Why doesn't he just jump off the bridge? Even if it's over land, he'll probably have a better chance of surviving than getting hit by a train. Better yet, hang off the side of the bridge, then reach over and grab the wooden planks in the middle and hang from those. If the train isn't too long, he should be able the hang until it passes.
I suspect the answer is 150 feet, here is my thinking: Let the distance between the train and the beginning of the bridge be: d Let the the speed of the train be: s Now, suppose the time it takes for the unlucky guy to get to the beginning of the bridge is: t seconds, then it would take 2t seconds for the guy to get to the end of the bridge. We also know that from where the training is right now, it takes the train t seconds to get to the beginning of the bridge, and we also know that it takes the train 2t seconds to get to the end of the bridge, since distance/speed = time, we now have 2 equations: d (1) --------- = t s (2) d+ 150 -------------- = 2t s Now, if we divide equation (1) by equation (2), we get: d (3) ------------ = 1/2 d + 150 Equation 3 only as a single variable, and solving it gives you d = 150. Does this make sense?
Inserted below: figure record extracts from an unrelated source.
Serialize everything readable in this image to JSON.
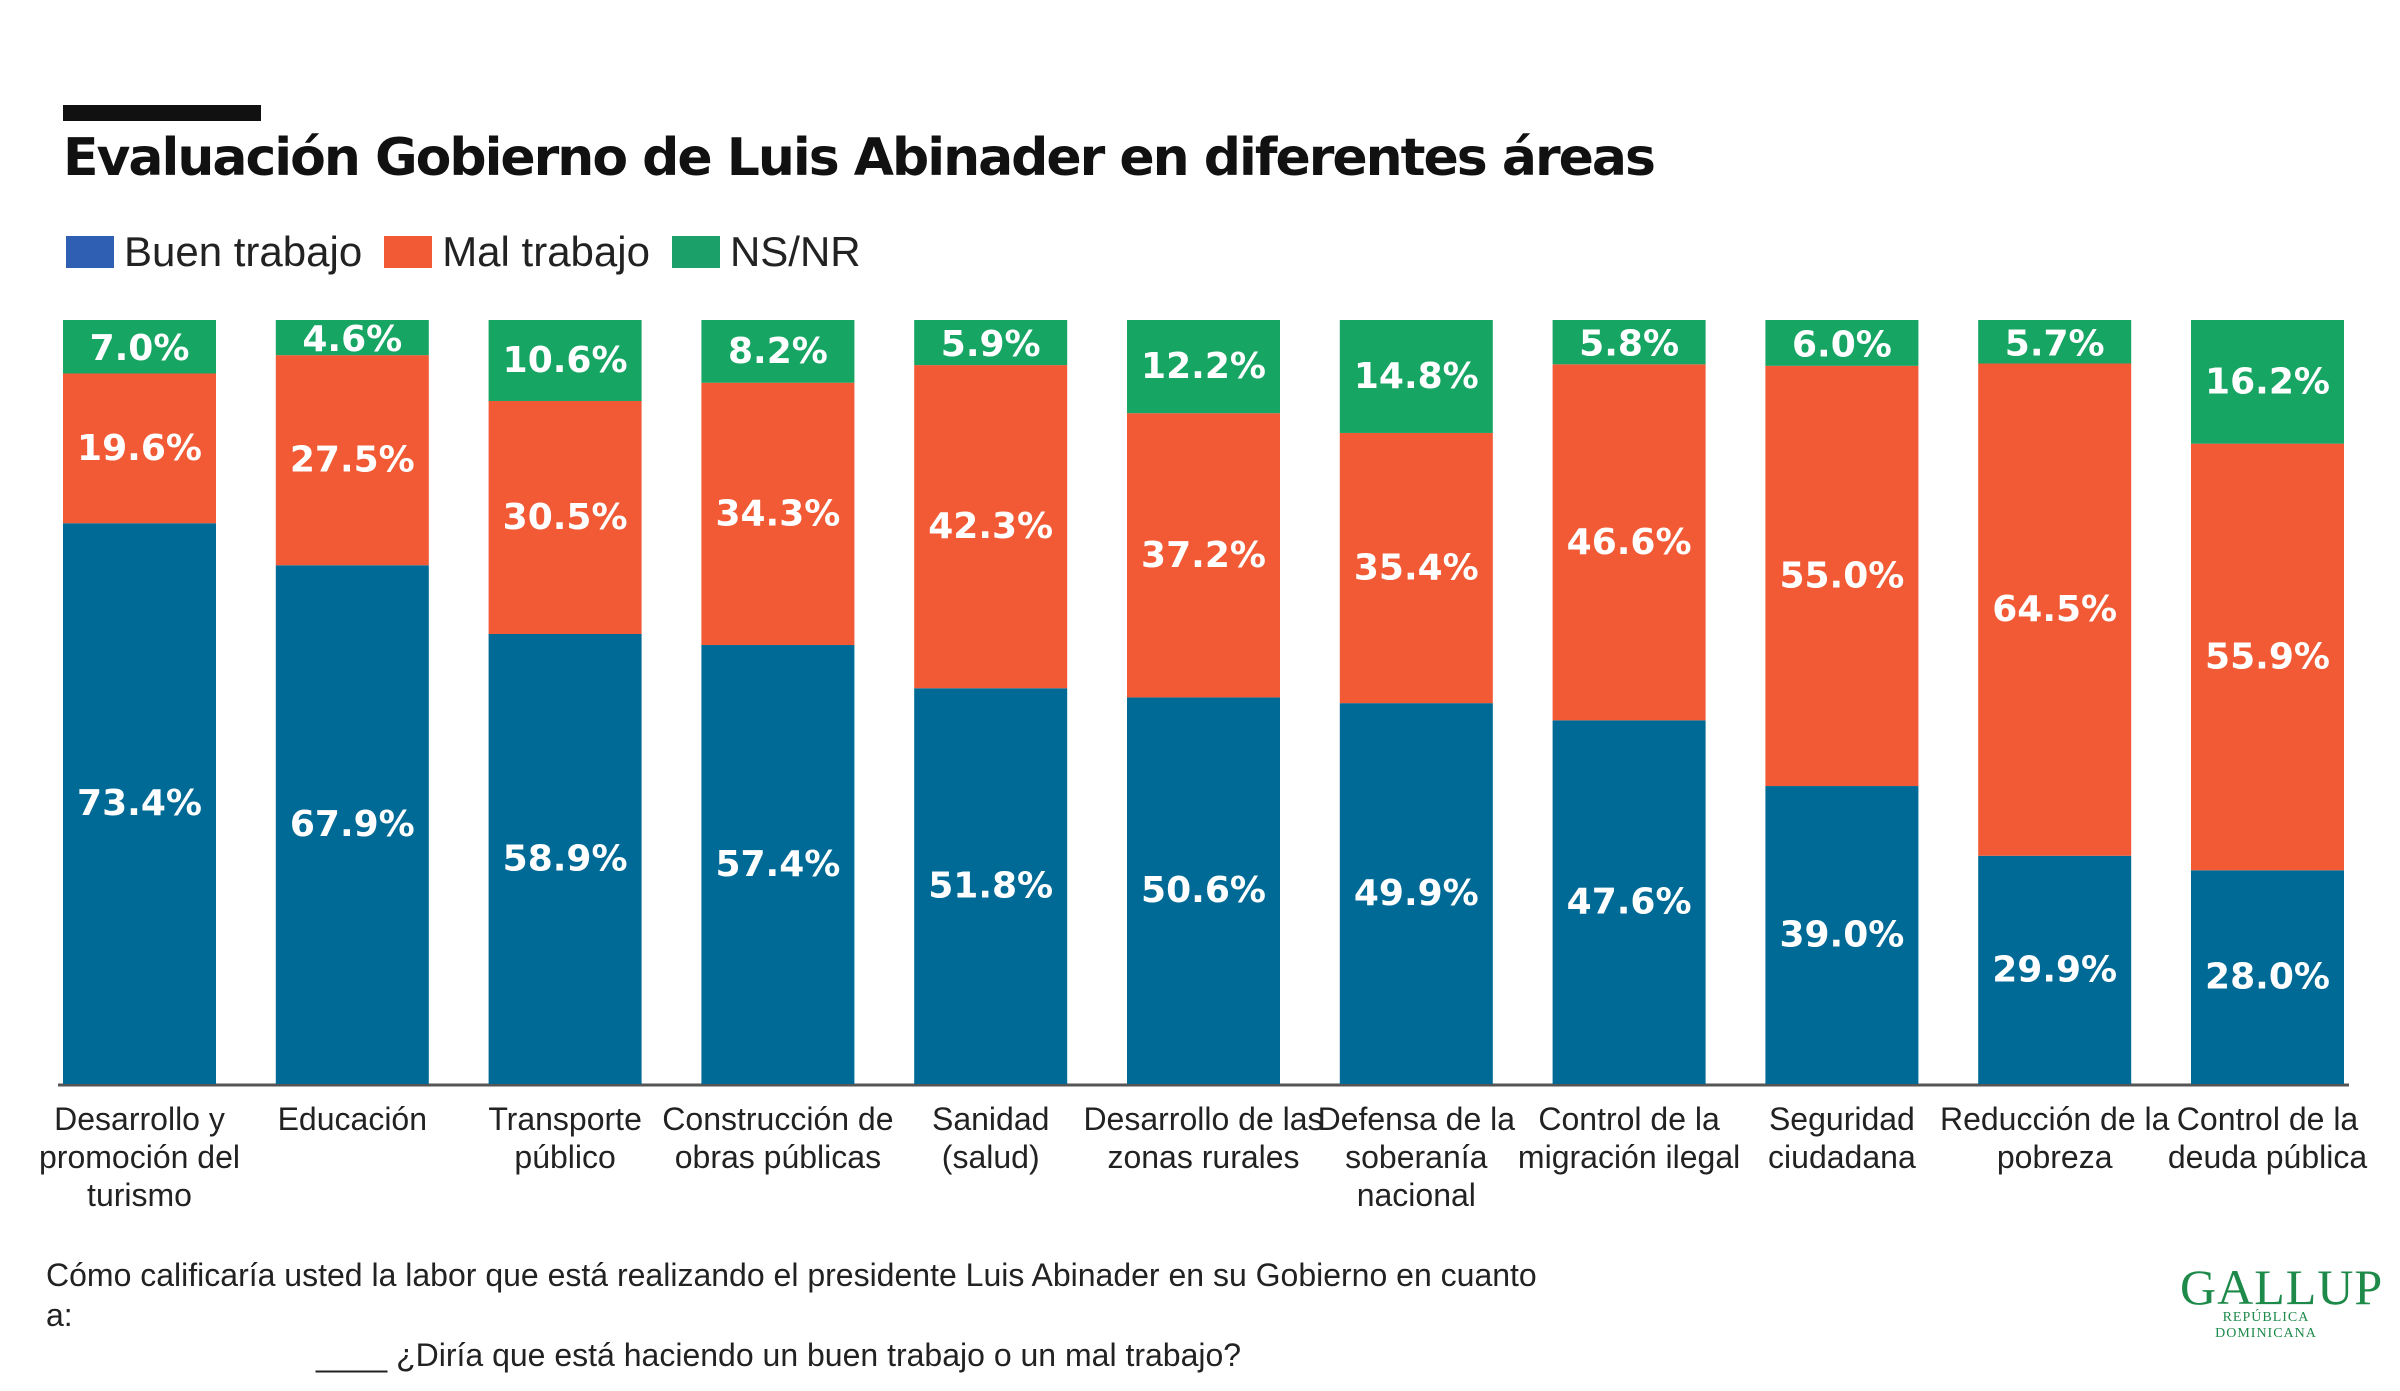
{
  "title": "Evaluación Gobierno de Luis Abinader en diferentes áreas",
  "legend": [
    {
      "label": "Buen trabajo",
      "color": "#2f5fb3"
    },
    {
      "label": "Mal trabajo",
      "color": "#f15a35"
    },
    {
      "label": "NS/NR",
      "color": "#1aa068"
    }
  ],
  "colors": {
    "buen": "#006a96",
    "mal": "#f15a35",
    "nsnr": "#17a564"
  },
  "chart_data": {
    "type": "bar",
    "stacked": true,
    "categories": [
      "Desarrollo y\npromoción del\nturismo",
      "Educación",
      "Transporte\npúblico",
      "Construcción de\nobras públicas",
      "Sanidad\n(salud)",
      "Desarrollo de las\nzonas rurales",
      "Defensa de la\nsoberanía\nnacional",
      "Control de la\nmigración ilegal",
      "Seguridad\nciudadana",
      "Reducción de la\npobreza",
      "Control de la\ndeuda pública"
    ],
    "series": [
      {
        "name": "Buen trabajo",
        "values": [
          73.4,
          67.9,
          58.9,
          57.4,
          51.8,
          50.6,
          49.9,
          47.6,
          39.0,
          29.9,
          28.0
        ]
      },
      {
        "name": "Mal trabajo",
        "values": [
          19.6,
          27.5,
          30.5,
          34.3,
          42.3,
          37.2,
          35.4,
          46.6,
          55.0,
          64.5,
          55.9
        ]
      },
      {
        "name": "NS/NR",
        "values": [
          7.0,
          4.6,
          10.6,
          8.2,
          5.9,
          12.2,
          14.8,
          5.8,
          6.0,
          5.7,
          16.2
        ]
      }
    ],
    "ylim": [
      0,
      100
    ],
    "value_suffix": "%",
    "grid": false,
    "legend_position": "top-left"
  },
  "footer": {
    "question_line1": "Cómo calificaría usted la labor que está realizando el presidente Luis Abinader en su Gobierno en cuanto a:",
    "question_line2": "____ ¿Diría que está haciendo un buen trabajo o un mal trabajo?"
  },
  "logo": {
    "word": "GALLUP",
    "sub": "REPÚBLICA DOMINICANA"
  }
}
Oh, looks like my formatting was screwed up, here are the 3 equations again: (1) (d/s) = t (2) ((d+150)/s) = 2t (3) = (1)/(2) => (d/(d+150)) = 1/2 => d = 150 This is a math problem, not a brain teaser.
Well, when you see a training coming at you, you will run at your top speed, no matter in which direction. Yes, you are right in pointing out that I assumed that the man's speed and the train's speed are constant. If they're not, then the equations have an infinite number of solutions.
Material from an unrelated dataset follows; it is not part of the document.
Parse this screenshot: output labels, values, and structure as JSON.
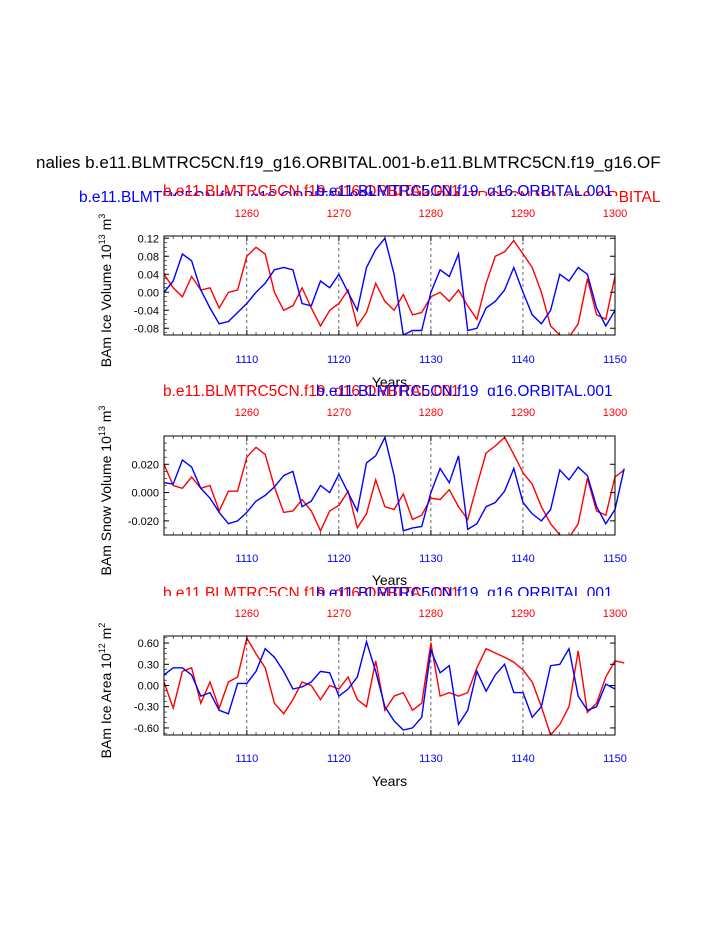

The person is correct. It is one variable equation. Z = distance train is from bridge T = speed of train X = speed of man 50/x = Z/T 100/x = (Z+150)/T so 2Z/T = (Z+150)/T 2Z = Z+150 Z = 150 Guess someone already solved it earlier. That's what you get for not refresh the page!
Somebody hasn't seen Stand By Me... O'Connell trips bc he's the fat character, then Cory Feldman and River Phoenix have to save his ass.
newplayer, what is the speed of the man (a) walking, or (b) running? Dude. First of all, she's in 3rd grade. Second, I can... but I just want to teach her a lesson: everyone knows math. Fourth, I never thought you'd bring my personal sh*t into a thread . Fifth, see if I ever email you through the board to hire you again. "Don't I just feel like a f*ck*ng a-hole?" - macalu/jessip I kid, freaker. She's doing a lot better.
LOL...b*stard. had me going there for a minute. but if there was a single bit of truth to my insensitivity, my apologies.